‘Valid reasons for opposition to not sign AUHIP Roadmap’: SDFG
Sudan Democracy First Group has accused African Union mediators of “hasting into enforcing partial agreements” following a consultative meeting between Khartoum and opposition forces, that has resulted in the partial signing of a roadmap agreement. International actors have urged the opposition to sign the Roadmap too.
Sudan Democracy First Group has accused African Union mediators of “hasting into enforcing partial agreements” following a consultative meeting between Khartoum and opposition forces, that has resulted in the partial signing of a roadmap agreement. International actors have urged the opposition forces to sign it.
The African Union High-level Implementation Panel (AUHIP) invited the Sudanese government, three holdout rebel movements and the National Umma Party (NUP) for a consultative meeting to Addis Ababa in March, in an attempt to firstly break the deadlock on the peace negotiations on Sudan's areas of conflict, and secondly, ensure the opposition’s participation in the National Dialogue.
On 19 March, Chief Mediator Thabo Mbeki presented the warring parties the text of a roadmap regarding the accords to be agreed on for these two goals.
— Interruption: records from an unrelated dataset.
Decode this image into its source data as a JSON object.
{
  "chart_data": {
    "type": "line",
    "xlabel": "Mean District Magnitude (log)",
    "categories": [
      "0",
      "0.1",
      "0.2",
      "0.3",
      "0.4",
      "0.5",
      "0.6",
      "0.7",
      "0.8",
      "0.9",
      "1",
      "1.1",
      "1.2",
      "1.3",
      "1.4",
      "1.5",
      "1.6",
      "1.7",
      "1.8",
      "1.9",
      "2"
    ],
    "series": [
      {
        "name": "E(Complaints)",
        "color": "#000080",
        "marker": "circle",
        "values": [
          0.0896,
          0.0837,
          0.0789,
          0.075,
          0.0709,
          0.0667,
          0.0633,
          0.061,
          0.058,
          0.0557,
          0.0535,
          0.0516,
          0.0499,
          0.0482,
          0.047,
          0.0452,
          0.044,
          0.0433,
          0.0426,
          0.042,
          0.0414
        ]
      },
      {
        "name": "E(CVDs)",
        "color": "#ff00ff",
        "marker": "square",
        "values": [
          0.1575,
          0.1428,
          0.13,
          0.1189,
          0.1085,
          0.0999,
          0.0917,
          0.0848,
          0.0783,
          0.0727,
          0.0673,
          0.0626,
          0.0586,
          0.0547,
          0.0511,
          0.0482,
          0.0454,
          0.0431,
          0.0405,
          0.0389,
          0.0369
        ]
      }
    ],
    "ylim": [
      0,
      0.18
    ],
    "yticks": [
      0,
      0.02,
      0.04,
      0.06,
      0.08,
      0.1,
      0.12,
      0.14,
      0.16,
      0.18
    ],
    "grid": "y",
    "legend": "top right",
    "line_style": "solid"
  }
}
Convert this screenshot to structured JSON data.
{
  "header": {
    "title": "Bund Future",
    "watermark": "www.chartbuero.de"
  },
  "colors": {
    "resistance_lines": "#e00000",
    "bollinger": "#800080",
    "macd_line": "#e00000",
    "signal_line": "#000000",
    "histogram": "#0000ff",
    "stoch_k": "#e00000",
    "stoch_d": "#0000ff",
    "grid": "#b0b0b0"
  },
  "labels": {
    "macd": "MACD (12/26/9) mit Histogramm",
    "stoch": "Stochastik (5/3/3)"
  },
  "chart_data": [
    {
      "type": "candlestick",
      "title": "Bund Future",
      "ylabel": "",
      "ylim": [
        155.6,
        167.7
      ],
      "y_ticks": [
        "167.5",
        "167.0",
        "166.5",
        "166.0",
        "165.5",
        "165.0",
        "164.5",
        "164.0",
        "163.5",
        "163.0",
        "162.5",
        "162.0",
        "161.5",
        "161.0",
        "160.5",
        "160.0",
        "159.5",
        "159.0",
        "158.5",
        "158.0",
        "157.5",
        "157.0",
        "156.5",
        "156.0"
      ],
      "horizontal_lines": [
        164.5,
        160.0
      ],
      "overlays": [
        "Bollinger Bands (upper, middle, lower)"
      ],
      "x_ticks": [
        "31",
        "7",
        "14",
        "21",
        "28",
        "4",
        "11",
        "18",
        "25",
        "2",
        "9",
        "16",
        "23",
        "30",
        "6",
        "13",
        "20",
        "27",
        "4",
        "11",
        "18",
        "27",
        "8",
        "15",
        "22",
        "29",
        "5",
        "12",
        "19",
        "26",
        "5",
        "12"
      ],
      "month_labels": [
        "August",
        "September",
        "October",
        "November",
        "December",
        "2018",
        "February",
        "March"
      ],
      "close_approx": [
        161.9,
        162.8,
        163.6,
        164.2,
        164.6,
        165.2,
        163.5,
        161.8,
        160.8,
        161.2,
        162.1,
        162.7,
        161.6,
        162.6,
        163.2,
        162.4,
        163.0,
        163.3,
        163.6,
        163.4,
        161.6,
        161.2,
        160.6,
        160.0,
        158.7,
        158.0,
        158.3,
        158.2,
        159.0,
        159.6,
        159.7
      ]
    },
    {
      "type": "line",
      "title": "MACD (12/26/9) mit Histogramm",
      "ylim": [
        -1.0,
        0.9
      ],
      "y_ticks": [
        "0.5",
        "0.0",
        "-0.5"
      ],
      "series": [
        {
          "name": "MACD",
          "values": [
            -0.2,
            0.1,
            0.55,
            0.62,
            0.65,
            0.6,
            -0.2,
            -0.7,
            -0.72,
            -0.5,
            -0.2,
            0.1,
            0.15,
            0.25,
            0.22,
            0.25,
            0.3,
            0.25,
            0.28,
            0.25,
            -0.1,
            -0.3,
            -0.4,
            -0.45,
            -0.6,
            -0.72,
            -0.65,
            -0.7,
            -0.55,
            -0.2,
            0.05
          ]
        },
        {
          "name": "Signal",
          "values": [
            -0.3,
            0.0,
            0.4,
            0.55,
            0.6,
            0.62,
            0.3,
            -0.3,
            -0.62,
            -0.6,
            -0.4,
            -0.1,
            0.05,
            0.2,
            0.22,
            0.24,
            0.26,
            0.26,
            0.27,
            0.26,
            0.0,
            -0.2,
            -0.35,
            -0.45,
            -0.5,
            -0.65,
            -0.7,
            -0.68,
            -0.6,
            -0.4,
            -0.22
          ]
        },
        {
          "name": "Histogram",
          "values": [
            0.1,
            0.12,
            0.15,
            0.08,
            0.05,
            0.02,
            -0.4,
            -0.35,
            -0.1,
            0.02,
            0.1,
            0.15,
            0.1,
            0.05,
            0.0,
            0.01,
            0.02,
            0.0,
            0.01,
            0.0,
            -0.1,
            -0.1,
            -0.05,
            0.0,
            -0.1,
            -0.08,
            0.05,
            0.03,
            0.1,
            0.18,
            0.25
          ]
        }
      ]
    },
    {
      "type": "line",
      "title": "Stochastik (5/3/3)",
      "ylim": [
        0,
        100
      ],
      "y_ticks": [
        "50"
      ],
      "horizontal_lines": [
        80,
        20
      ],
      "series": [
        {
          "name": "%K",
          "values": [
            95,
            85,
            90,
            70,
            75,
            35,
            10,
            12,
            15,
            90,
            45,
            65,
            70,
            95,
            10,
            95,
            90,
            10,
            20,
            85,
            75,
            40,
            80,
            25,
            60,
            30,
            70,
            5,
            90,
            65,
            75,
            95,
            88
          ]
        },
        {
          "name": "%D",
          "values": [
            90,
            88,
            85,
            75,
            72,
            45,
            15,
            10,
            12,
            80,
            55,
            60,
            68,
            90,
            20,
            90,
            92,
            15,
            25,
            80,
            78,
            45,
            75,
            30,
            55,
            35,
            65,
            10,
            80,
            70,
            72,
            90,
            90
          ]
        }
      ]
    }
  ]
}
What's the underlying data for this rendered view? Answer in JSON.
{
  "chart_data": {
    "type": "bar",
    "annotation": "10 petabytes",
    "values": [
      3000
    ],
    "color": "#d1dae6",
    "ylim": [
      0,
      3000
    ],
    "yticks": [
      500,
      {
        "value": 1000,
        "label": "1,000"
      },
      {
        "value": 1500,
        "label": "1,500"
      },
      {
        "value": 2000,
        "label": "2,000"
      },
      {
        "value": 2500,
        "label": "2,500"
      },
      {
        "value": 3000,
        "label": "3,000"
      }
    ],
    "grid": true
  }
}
Khartoum's delegation and Mbeki signed the document, which the opposition groups refused, accusing the AU mediator of taking the side of Khartoum.
Their rejection gained wide support among other opposition forces and Sudanese public opinion, Sudan Democracy First Group (SDFG) said in an e-mail to Radio Dabanga on Tuesday. “Several international actors started exerting pressure on opposition parties to accept the Roadmap Agreement without considering the substantive reservations to the draft and the AUHIP’s approach that led to it,” SDFG stated.
'The proposed roadmap turns a blind eye to the security aspect, and to military escalation in conflict areas.'
The Sudanese activists pointed to the fact that the AUHIP breached its mandate, set by the African Union Peace and Security Council, by replacing an obligatory preparatory meeting on the agenda of the National Dialogue, with this consultative meeting, to which it did not invite the National Consensus Forces and the Civil Society Initiative, among others.
'Security ignored'
The AUHIP “attempted to force the opposition to join this National Dialogue without obliging the regime to consider and respond to all of the reservations around this process that Sudanese opposition forces have expressed many times”, SDFG said. Meetings of the National Dialogue in Sudan have been ongoing since October last year.
Furthermore, the Roadmap Agreement ignores the contexts of the political and security paths in Sudan's conflicts, despite the attempt to combine the cessation of hostilities and the definitive ceasefire negotiations with the National Dialogue.
“The roots of the security aspect of the conflict,” SDFG said, “is not only related to the popular political demands in the conflict zones, but also to the refusal of the Sudanese regime of fully implementing the security arrangements of the Comprehensive Peace Agreement of 2005.”
Related to this, the roadmap turned “a blind eye” on the military escalation and waves of violence n Darfur, South Kordofan, and Blue Nile, carried out by the Sudanese government forces.
Amendments and proposals submitted by the opposition parties in the meeting were overlooked in the draft text of the roadmap. “The AUHIP insisted on unilateral signing with the Government of Sudan delegation without discussing the opposition remarks in a manner that bucks all traditions and foundations of mediation.”
The panel's insistence to sign the Roadmap agreement dealt a damming blow to regional mediation, the activists claimed, saying that the AUHIP is an impartial mediator because it is “aligned to the Khartoum-led National Dialogue”.
Troika, UN insistence
The USA, United Kingdom, Norway, and UN Secretary-General Ban Ki-Moon have welcomed the Roadmap Agreement, signed on 21 March by the Sudanese government. The 'Troika' did call on Khartoum to clarify commitments on National Dialogue, and encourage opposition to subsequently sign.
“If agreed to by all parties to the conflicts, the AUHIP Roadmap could allow genuine political dialogue at both regional and national levels that is needed to address the underlying causes of the armed conflicts that have plagued Sudan for so long,” the Troika jointly stated on 10 April.
The head of the Sudan People’s Liberation Movement-North (SPLM-N), Malik Agar, has stressed that they will not sign the document, “regardless of the pressures exerted”. The leader of the NUP, El Sadig El Mahdi, commented that Mbeki could have waited with the draft roadmap to look into the reservations and demands of the opposition.